U.S. Air Force veteran and community organizer Shyamali Hauth pledged if elected to fight against traffic congestion and climate change and for societal equity, environmental sustainability and affordable housing.

Maggie Parker, who works for the development firm Comstock Cos., said the company had committed 19.5 percent of its residential units there to the county’s workforce-housing program. She promised to make sure Vienna was represented in county governance and that the town received sufficient respect from the county’s Park Authority and school system.

Vienna occupies a small section in the south of Hunter Mill District. The district since 2000 has been overseen by Supervisor Catherine Hudgins (D), who will retire at year’s end. Messick was the lone candidate who criticized Hudgins’ service, saying she had failed to help the town of Vienna cope with development in Tysons.

Part of western Tysons is in Hunter Mill District. Pressed on plans for future athletic fields in Tysons, especially diamonds, Alcorn said developers had proffered 8.5 of the comprehensive plan’s required 20 fields. Almost all of those have been rectangular fields, because that’s what the local sports market has demanded, he said.

Dodd called that field tally “far from sufficient” and said Tysons needed 60 fields to meet the needs of its future population.

Community demographics need to be factored in when building fields, said Hauth, who added that Loudoun County had loaded up on rectangular fields and then found out the public desired more cricket pitches.

Regarding what should be done with Vienna’s aging Patrick Henry Library, candidates were open either to renovating the facility or building a new one. Dodd said the site, which also could contain a municipal parking garage, is an ideal opportunity for the county and Vienna to work together.

Parker desired installation of “green” systems at the revamped library, Hauth favored improving its accessibility, Messick supported maintaining Vienna’s library services during renovations or construction, and Alcorn said the new or renovated library must be much more technologically capable.

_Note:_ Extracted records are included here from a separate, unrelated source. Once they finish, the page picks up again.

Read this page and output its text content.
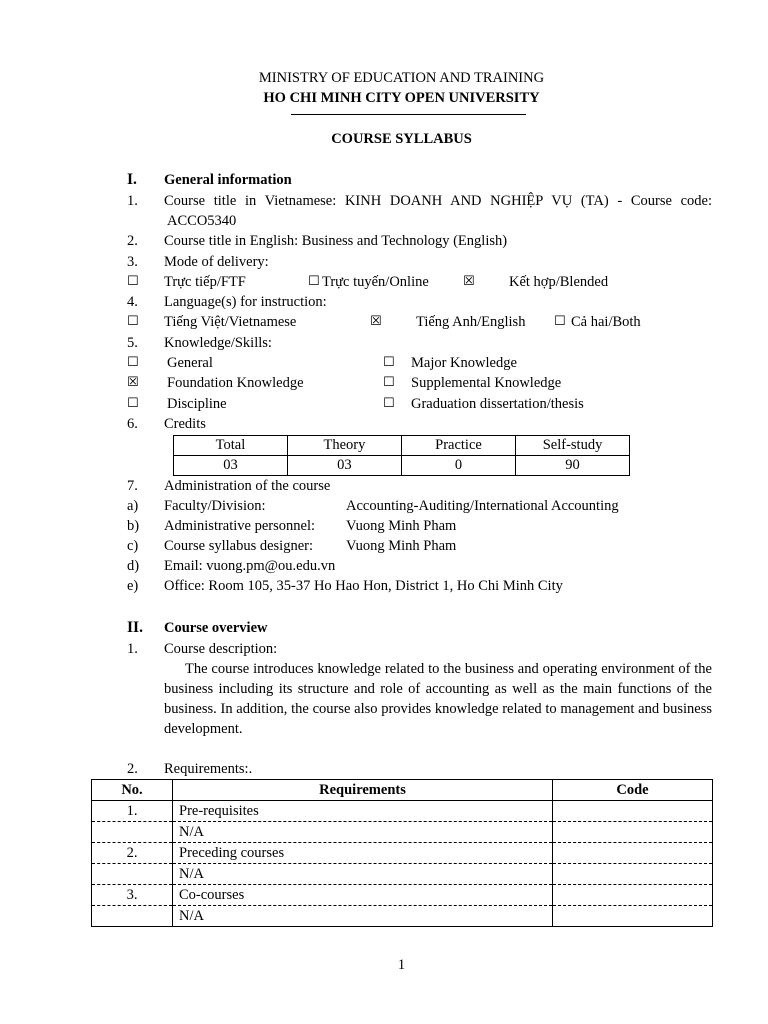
MINISTRY OF EDUCATION AND TRAINING
HO CHI MINH CITY OPEN UNIVERSITY
COURSE SYLLABUS
I. General information
1. Course title in Vietnamese: KINH DOANH AND NGHIỆP VỤ (TA) - Course code:
ACCO5340
2. Course title in English: Business and Technology (English)
3. Mode of delivery:
☐ Trực tiếp/FTF	☐ Trực tuyến/Online	☒ Kết hợp/Blended
4. Language(s) for instruction:
☐ Tiếng Việt/Vietnamese	☒ Tiếng Anh/English ☐ Cả hai/Both
5. Knowledge/Skills:
☐ General	☐ Major Knowledge
☒ Foundation Knowledge	☐ Supplemental Knowledge
☐ Discipline	☐ Graduation dissertation/thesis
6. Credits
Total	Theory	Practice	Self-study
03	03	0	90
7. Administration of the course
a) Faculty/Division:	Accounting-Auditing/International Accounting
b) Administrative personnel: Vuong Minh Pham
c) Course syllabus designer: Vuong Minh Pham
d) Email: vuong.pm@ou.edu.vn
e) Office: Room 105, 35-37 Ho Hao Hon, District 1, Ho Chi Minh City
II. Course overview
1. Course description:
The course introduces knowledge related to the business and operating environment of the business including its structure and role of accounting as well as the main functions of the business. In addition, the course also provides knowledge related to management and business development.
2. Requirements:.
No.	Requirements	Code
1.	Pre-requisites	
	N/A	
2.	Preceding courses	
	N/A	
3.	Co-courses	
	N/A	
1
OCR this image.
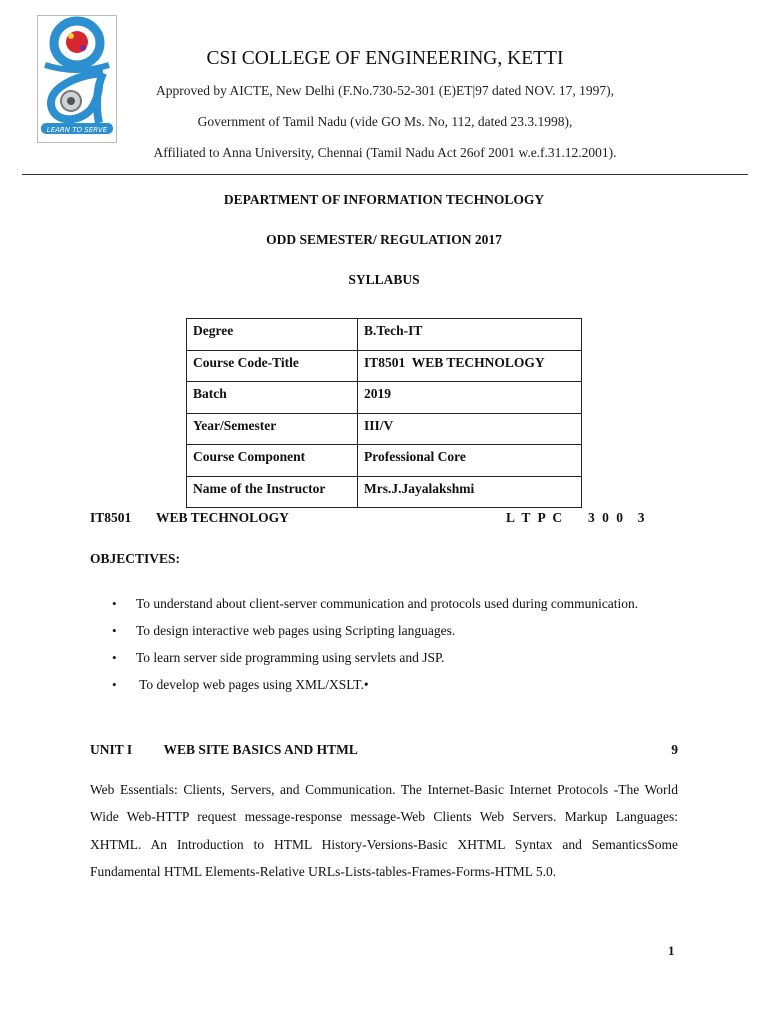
LEARN TO SERVE
CSI COLLEGE OF ENGINEERING, KETTI
Approved by AICTE, New Delhi (F.No.730-52-301 (E)ET|97 dated NOV. 17, 1997),
Government of Tamil Nadu (vide GO Ms. No, 112, dated 23.3.1998),
Affiliated to Anna University, Chennai (Tamil Nadu Act 26of 2001 w.e.f.31.12.2001).
DEPARTMENT OF INFORMATION TECHNOLOGY
ODD SEMESTER/ REGULATION 2017
SYLLABUS
Degree	B.Tech-IT
Course Code-Title	IT8501  WEB TECHNOLOGY
Batch	2019
Year/Semester	III/V
Course Component	Professional Core
Name of the Instructor	Mrs.J.Jayalakshmi
IT8501 WEB TECHNOLOGY	L T P C 3 0 0  3
OBJECTIVES:
• To understand about client-server communication and protocols used during communication.
• To design interactive web pages using Scripting languages.
• To learn server side programming using servlets and JSP.
•  To develop web pages using XML/XSLT.•
UNIT I WEB SITE BASICS AND HTML	9
Web Essentials: Clients, Servers, and Communication. The Internet-Basic Internet Protocols -The World Wide Web-HTTP request message-response message-Web Clients Web Servers. Markup Languages: XHTML. An Introduction to HTML History-Versions-Basic XHTML Syntax and SemanticsSome Fundamental HTML Elements-Relative URLs-Lists-tables-Frames-Forms-HTML 5.0.
1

Asked if they supported a more equitable taxation system or revenue transfer between Vienna’s government and the county’s, Messick called the situation a “form of double taxation” and said he would consider boosting the amount of county tax revenues returned to the town.

Alcorn said Vienna’s government receives business-tax revenues directly and its residents benefit from county-funded stream-restoration projects and the county’s school system, which receives more than half of the general-fund budget. He favored diversifying the tax base to lessen homeowners’ burden.

Dodd said Vienna residents pay higher taxes, but benefit from a more responsive local government. Hauth said she would consider restructuring county tax revenues, based upon where they originated.

Parker said Vienna’s tax situation had existed for a long time, adding, “I do feel your pain.”

Several candidates favored upgrading and expanding Vienna’s schools, so fewer children would need to learn in classroom trailers.

Candidates favored construction of a bridge or tunnel to improve pedestrian and bicycle safety at the Washington & Old Dominion Regional Trail’s crossing at Maple Avenue, E., but Alcorn said Dominion Energy and NOVA Parks must be consulted first.

To lessen traffic congestion on Maple Avenue, Hauth suggested the road’s center lane could be made reversible or left turns from Maple Avenue prohibited. Alcorn called the road’s traffic congestion “intractable” and favored looking for ways to reduce the number of single-occupant vehicles there.

Dodd acknowledged the problem would be hard to solve.

“I can’t offer a silver bullet to take care of it,” she said.

In addition to the district supervisor, Hunter Mill voters on June 11 also will choose candidates for Board of Supervisors chairman and commonwealth’s attorney in the Democratic primary. Under state law, voters do not register by political party, so any voter can take part in the primary.